4. Gunakan kantong kolostomi yang hipoalergi untuk melindungi kalit yang sensitif.
5. Petahankan puasa dan berikan terapi hidrasi melalui IV sampai fungsi usus normal.
6. Kaji kolostomi : warna harus pink, dan tidak ada purulen, pembengkakan atau
kerusakan kulit.
7. Dilatasikan anal setelah pembedahan sesuai program

Diagnosa 3
1. Kaji tanda tanda infeksi.
2. Mengganti balutan dengan teknik steril
3. Hindari bahan bahan yang dapat mengkontaminasi insisi pembedahan.
4. Jaga kulit tetap kering dan tidak ada pembesaran.
5. Pantau kolostomi dengan konstan
Diagnosa 4
1. Ajarkan untuk mengekspresikan perasaan.
2. Berikan informasi tentang kondisi, pembedahan dan perawatan dirumah.
3. Ajarkan keluarga untuk berpartitisifasi dalam perawatan bayi
4. Berikan pujian pada orangtua saat melakuakan perawatan pada bayi
5. Jelaskan kebutuhan terapi : IV, NGT, pengukuran tanda tanda vitaldan pengkajian
Diagnosa 5
1. Ajarkan perawatan kolostomi dan partisifasi keluarga dalam perawatan sampai
mereka dapat melakukan perawatan
2. Konsulkan keperwat enterostomal bila perlu.
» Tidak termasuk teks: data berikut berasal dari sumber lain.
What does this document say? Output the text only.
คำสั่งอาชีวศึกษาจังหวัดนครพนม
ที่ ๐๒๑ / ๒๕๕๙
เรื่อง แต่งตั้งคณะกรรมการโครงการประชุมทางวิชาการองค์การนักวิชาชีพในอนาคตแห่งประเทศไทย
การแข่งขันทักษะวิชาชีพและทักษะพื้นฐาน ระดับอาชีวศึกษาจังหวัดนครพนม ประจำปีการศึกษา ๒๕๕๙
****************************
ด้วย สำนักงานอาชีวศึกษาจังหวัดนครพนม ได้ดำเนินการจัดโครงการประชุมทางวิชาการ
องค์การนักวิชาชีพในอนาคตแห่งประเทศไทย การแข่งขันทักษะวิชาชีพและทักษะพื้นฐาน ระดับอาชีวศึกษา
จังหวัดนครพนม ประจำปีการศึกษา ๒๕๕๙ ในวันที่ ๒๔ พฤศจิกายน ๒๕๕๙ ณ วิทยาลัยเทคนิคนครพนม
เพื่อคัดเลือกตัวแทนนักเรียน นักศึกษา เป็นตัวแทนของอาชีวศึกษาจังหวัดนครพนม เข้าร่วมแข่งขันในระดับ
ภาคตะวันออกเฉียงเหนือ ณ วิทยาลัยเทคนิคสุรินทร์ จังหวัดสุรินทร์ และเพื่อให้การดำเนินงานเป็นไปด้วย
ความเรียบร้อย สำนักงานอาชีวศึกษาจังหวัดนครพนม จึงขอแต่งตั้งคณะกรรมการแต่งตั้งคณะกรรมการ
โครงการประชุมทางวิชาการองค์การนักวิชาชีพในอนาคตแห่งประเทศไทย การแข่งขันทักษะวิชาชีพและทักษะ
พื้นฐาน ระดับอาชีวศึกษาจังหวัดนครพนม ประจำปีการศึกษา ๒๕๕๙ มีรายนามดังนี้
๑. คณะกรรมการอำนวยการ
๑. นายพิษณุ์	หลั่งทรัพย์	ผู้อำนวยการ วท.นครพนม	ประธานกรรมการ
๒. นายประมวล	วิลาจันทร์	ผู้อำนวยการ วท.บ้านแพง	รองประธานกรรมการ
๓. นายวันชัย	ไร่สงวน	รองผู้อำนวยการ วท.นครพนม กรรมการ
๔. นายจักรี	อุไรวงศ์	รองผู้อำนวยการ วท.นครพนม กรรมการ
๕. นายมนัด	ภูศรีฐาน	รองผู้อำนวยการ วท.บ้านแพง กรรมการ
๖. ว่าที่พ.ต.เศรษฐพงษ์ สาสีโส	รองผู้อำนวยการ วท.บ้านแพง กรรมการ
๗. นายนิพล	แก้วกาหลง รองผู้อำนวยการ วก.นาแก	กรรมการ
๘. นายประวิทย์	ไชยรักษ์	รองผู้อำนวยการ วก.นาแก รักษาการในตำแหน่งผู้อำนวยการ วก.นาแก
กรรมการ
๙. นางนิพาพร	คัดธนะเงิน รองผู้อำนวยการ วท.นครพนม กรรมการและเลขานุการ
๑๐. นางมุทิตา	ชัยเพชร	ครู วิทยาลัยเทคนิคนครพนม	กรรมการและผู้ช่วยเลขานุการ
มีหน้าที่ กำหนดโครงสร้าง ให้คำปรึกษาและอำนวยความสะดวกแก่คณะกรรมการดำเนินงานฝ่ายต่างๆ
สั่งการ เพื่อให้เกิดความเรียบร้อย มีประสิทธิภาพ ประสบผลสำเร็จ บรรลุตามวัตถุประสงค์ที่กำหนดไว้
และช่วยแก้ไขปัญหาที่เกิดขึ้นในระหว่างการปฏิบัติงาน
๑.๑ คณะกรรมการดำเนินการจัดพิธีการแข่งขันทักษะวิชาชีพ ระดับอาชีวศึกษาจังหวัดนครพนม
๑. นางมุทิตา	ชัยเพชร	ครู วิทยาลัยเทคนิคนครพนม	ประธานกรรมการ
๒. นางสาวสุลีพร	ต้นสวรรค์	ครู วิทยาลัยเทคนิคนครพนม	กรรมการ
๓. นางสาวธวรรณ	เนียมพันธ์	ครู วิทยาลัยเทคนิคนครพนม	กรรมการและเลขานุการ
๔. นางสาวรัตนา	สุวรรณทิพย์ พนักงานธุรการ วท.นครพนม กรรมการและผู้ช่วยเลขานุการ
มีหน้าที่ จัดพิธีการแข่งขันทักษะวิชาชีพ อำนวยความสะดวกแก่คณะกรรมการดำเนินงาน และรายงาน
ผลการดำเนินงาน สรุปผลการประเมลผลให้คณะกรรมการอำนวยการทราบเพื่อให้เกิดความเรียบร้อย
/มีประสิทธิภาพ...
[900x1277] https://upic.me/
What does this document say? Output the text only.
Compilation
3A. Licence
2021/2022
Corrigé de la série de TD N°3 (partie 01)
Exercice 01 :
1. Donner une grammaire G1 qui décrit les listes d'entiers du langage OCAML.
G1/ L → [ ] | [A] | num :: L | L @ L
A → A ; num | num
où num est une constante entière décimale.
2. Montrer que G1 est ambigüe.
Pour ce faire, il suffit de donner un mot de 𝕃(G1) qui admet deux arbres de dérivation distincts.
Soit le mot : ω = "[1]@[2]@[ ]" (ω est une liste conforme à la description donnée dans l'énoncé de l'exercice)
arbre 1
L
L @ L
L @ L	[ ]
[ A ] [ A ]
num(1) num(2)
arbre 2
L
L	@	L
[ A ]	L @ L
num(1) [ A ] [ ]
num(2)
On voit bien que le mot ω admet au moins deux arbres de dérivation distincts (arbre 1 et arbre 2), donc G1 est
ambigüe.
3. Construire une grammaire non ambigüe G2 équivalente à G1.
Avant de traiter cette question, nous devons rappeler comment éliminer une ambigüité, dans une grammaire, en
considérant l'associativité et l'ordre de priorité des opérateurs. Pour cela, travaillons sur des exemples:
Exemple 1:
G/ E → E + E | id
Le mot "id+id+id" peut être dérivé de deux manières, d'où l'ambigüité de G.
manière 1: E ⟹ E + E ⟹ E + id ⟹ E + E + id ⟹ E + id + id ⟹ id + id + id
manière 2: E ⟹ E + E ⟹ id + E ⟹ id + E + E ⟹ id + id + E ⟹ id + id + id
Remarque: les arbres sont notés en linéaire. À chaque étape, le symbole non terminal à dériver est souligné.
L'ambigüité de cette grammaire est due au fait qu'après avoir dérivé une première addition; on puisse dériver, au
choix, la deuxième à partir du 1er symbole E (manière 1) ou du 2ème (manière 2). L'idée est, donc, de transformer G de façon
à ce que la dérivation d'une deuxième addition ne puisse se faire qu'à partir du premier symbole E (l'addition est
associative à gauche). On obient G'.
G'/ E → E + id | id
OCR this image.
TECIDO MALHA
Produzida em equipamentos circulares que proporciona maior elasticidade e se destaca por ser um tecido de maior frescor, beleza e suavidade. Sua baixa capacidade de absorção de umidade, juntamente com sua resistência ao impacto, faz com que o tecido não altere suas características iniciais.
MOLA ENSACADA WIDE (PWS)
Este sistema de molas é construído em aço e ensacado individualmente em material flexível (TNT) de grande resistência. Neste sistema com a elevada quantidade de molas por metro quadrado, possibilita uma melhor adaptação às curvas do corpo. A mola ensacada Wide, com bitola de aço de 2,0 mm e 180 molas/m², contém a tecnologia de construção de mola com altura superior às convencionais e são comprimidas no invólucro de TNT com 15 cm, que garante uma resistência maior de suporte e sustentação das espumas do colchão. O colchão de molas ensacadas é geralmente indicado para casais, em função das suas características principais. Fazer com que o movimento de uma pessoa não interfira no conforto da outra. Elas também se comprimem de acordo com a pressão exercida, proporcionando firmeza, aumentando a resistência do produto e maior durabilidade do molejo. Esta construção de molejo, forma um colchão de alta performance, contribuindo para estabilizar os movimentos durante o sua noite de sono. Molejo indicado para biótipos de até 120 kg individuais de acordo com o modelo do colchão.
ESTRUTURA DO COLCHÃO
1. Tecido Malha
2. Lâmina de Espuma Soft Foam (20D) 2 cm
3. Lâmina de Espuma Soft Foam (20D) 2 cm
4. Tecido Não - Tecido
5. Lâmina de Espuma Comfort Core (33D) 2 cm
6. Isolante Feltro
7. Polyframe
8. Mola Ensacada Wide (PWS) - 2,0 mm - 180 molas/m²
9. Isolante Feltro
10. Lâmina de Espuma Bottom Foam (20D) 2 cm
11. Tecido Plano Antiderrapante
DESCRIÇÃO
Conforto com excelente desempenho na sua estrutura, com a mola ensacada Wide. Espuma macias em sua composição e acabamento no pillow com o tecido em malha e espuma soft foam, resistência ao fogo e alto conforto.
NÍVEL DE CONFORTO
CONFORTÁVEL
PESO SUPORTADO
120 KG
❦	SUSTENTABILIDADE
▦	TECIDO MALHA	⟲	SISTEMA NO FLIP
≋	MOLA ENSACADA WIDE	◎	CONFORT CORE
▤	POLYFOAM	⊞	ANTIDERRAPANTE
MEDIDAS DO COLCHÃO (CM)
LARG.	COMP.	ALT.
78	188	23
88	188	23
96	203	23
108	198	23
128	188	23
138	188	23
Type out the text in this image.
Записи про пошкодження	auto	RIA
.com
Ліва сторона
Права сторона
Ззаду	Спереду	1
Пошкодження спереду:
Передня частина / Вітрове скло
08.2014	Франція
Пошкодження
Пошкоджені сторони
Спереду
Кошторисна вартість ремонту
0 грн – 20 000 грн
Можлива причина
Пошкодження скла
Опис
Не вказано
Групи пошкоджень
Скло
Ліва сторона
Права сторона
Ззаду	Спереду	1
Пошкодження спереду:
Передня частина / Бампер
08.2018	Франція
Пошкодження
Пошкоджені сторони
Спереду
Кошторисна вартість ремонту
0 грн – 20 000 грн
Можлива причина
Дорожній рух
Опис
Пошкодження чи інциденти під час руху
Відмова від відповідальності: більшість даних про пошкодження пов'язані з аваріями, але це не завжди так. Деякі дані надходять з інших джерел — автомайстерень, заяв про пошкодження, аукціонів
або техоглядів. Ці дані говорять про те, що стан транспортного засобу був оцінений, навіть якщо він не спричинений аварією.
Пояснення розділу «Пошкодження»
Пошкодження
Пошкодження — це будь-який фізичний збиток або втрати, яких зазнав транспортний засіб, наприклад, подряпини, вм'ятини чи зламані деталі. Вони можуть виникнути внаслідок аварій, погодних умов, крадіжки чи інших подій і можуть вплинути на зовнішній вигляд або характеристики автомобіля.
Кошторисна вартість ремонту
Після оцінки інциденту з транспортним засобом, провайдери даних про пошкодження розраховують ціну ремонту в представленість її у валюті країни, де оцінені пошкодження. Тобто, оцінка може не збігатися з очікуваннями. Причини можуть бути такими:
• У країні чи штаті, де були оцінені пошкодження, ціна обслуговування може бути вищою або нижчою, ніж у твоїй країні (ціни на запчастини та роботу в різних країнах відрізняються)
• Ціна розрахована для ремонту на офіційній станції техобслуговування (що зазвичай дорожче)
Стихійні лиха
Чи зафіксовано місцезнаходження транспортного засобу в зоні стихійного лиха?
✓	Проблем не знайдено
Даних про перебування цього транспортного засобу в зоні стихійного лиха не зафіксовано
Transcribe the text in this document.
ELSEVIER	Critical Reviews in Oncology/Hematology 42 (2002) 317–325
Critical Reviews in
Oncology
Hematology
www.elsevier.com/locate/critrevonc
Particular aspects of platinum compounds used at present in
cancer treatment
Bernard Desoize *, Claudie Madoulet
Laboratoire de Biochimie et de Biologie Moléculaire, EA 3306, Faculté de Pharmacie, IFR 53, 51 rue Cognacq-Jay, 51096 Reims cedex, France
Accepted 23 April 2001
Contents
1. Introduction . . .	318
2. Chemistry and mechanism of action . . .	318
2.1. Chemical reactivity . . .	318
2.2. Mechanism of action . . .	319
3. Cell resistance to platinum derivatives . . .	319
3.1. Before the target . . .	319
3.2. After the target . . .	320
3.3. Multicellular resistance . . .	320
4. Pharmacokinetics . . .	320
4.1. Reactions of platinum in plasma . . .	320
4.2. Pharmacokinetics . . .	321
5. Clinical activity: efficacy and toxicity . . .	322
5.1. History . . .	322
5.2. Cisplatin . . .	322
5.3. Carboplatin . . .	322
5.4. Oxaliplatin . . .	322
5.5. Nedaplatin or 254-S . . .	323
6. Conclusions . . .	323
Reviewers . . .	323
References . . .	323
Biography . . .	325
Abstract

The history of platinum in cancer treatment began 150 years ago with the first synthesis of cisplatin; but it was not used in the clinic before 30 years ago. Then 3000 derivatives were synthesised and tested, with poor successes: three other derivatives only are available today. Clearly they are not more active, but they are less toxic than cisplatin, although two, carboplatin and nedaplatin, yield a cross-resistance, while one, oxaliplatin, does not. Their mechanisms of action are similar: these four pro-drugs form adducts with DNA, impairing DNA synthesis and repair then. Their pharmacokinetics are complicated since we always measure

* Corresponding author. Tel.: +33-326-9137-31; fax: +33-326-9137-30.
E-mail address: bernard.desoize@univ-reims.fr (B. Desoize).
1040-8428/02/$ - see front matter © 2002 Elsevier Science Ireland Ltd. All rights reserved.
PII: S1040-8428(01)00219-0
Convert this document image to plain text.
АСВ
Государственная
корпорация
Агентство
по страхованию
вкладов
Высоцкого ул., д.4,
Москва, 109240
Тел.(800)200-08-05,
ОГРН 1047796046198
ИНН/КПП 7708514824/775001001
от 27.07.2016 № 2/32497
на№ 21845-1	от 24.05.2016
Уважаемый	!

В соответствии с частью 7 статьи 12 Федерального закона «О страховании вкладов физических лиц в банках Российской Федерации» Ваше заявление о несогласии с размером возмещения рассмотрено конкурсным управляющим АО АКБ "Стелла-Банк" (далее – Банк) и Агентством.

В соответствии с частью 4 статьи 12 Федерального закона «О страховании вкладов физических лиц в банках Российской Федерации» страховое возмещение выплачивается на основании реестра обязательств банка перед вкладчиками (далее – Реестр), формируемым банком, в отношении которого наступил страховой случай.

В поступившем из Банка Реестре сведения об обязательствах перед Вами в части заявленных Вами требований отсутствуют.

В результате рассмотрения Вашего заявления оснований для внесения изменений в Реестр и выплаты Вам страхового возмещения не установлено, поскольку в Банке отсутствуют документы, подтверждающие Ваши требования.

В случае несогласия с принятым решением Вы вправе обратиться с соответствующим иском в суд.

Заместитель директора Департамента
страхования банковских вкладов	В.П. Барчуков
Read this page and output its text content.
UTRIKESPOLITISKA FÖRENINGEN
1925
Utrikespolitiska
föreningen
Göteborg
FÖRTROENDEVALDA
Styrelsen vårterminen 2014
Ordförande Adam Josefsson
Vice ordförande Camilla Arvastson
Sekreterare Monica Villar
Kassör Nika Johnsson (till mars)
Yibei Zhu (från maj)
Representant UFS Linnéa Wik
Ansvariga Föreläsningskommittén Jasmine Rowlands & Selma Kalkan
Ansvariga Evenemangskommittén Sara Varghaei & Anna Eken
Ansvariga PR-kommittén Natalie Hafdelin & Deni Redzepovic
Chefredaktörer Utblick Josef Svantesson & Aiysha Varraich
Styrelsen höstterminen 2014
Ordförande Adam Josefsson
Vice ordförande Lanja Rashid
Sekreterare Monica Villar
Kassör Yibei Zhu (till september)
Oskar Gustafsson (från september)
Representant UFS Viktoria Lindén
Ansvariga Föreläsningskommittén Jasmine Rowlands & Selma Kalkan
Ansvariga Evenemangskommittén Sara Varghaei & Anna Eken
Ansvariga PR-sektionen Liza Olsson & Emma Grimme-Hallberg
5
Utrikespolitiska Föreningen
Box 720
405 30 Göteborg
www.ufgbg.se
3. Berikan pujian saat melakukan perawatan dan jawab pertanyaan secara jujur apa yang
dibutuhkan keluarga
4. Ajarkan untyuk mengenal tanda tand dan gejala yang perlu dilaporkan pada perwat ,
dokter, atau perawat enterostomal.
5. Ajarkan bagaimana memberikan pengamanan pada bayi dan melakukan dilatasi pada
anal.
6. Berikan instruksi secara tertulis dan verbal tentang alat alat yang dibutuhkan untuk
perwatan dirumah.
7. Tekankan tetap mengadakan stimulasi pada bayi untuk mensupport tumbuh kembang.